Sam Elliot's brooding and suicidal Shea Brenna lost his wife and daughter to smallpox and tells Elsa early on in the series, after she experiences loss firsthand, that he is only living long enough to see the Pacific Ocean. It was his wife's dream to see the ocean, and he believes that the spirit of those we love who have passed live within us. As Elsa dies in James' arms in Montana, Shea has made it to the coast, and sits tearfully, starring at the sea, with his gun in hand. He sees a humming bird, and knows that Elsa has passed.
Taking one last look, now for both Elsa and his wife, he commits suicide on the beach.
In Elsa's final voice over, as she dies, she says death is not a terrifying beast with sharp teeth but rather an embracing presence. Her heaven is one where the sun is always rising and where she's with a man who loves her, her Comanche husband she was wed to shortly before she met her end. The episode ends with Elsa on horseback, in a valley, seeing her husband again, and smiling at him before racing him like they used to. It is a scene lifted seemingly from James Cameron's TITANIC, and it is brutal and beautiful in equal measure. Life and death. Embracing and fighting. Acceptance.

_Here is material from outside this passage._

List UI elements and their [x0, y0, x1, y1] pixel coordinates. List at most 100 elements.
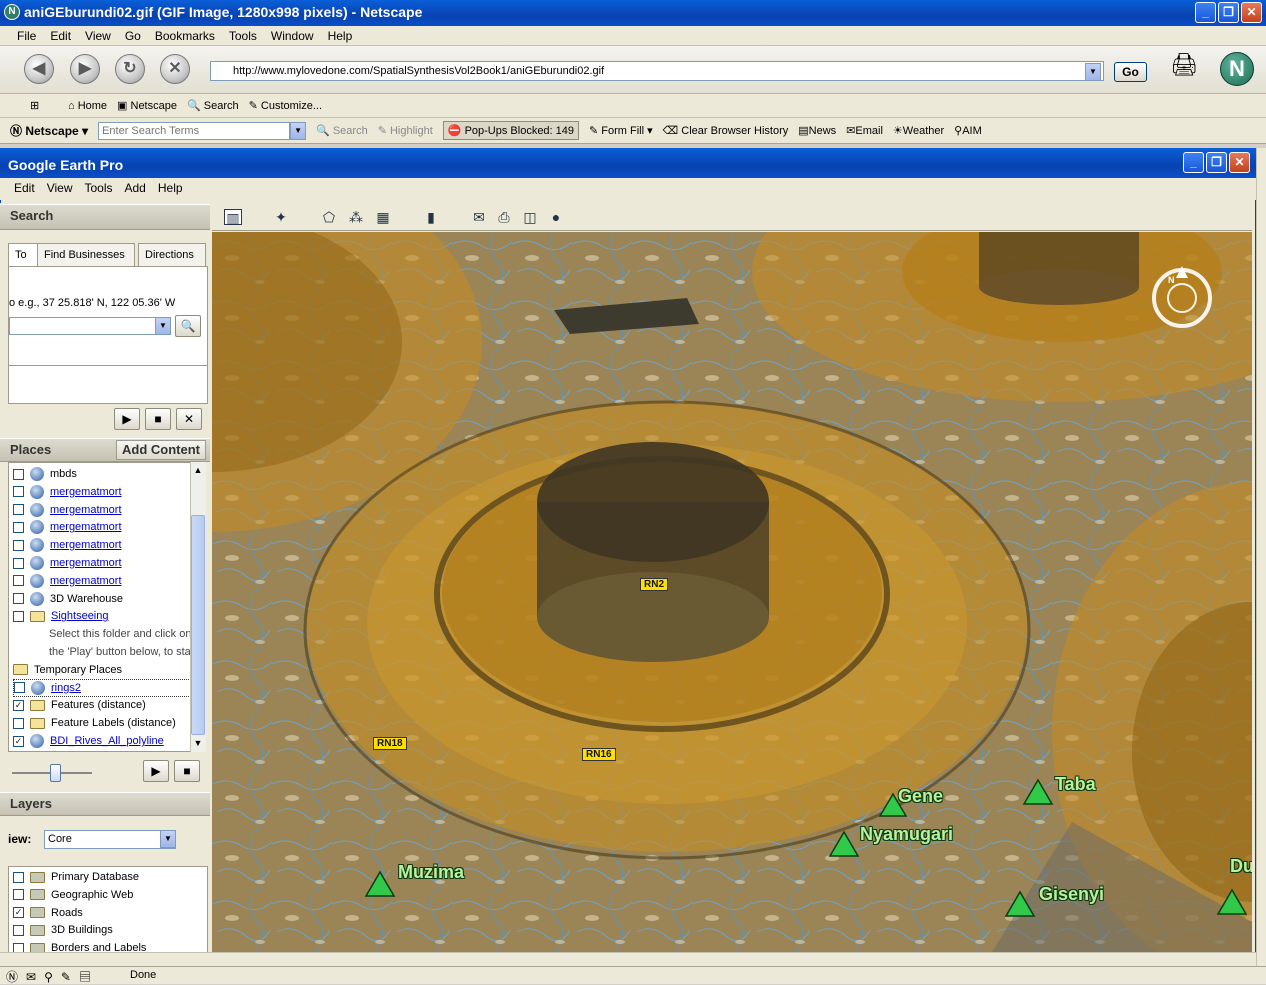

It was setting the stage for the Yellowstone TV series, showing us that the Dutton’s didn’t settle in Montana to be kings and queens of cattle and industry, but rather to bury their daughter and face the harsh reality of the trail they set out on.
This shockingly bleak development echoes many sentiments that Kevin Costner’s John Dutton has in the Yellowstone series about that land being where his family lived but- perhaps more importantly- where they died.
An Indian chief, played by Graham Greene in the finale, grants Tim McGraw’s James Dutton their land but notes that in 7 generations his descendants will come for it. He asks that, in the meantime, if his people wish to that James will allow them to the hunt the land.
“In seven generations, you can have it,” James says tearfully. “They can hunt on it today and every day after.” He doesn’t care about the land. About the rights. About the divide between the white settlers and the Indigenous way of life. He just wants to bury his daughter.
Perhaps that is what makes 1883 such a gut punch. In the Yellowstone series much of the drama comes from the Broken Rock Indian Tribe lead by Chairman Rainwater (Gil Birmingham) believing the land is theirs by right and going back and forth with the Dutton’s (and other “white” parties that want it) over the rights to that land.
So much conflict goes into who “owns” it that the true origin of it, of America as a whole, seems lost. It puts a lot of the conflict of the main series into a heartbreaking context that, I think, makes us see the Duttons in an entirely different light.
So much of Taylor Sheridan’s pain in his writing (Hell or High Water, Yellowstone, and Wind River specifically) comes from the nature of the land. Of settlers. Of the death of the west and what the conquerors and conquered think of each other. 1883 was one massive reminder that this land is not yours, mine, and ours. It was someone's. And we’d do well to remember that. We’d do well to remember why were here, and who could take it from us next.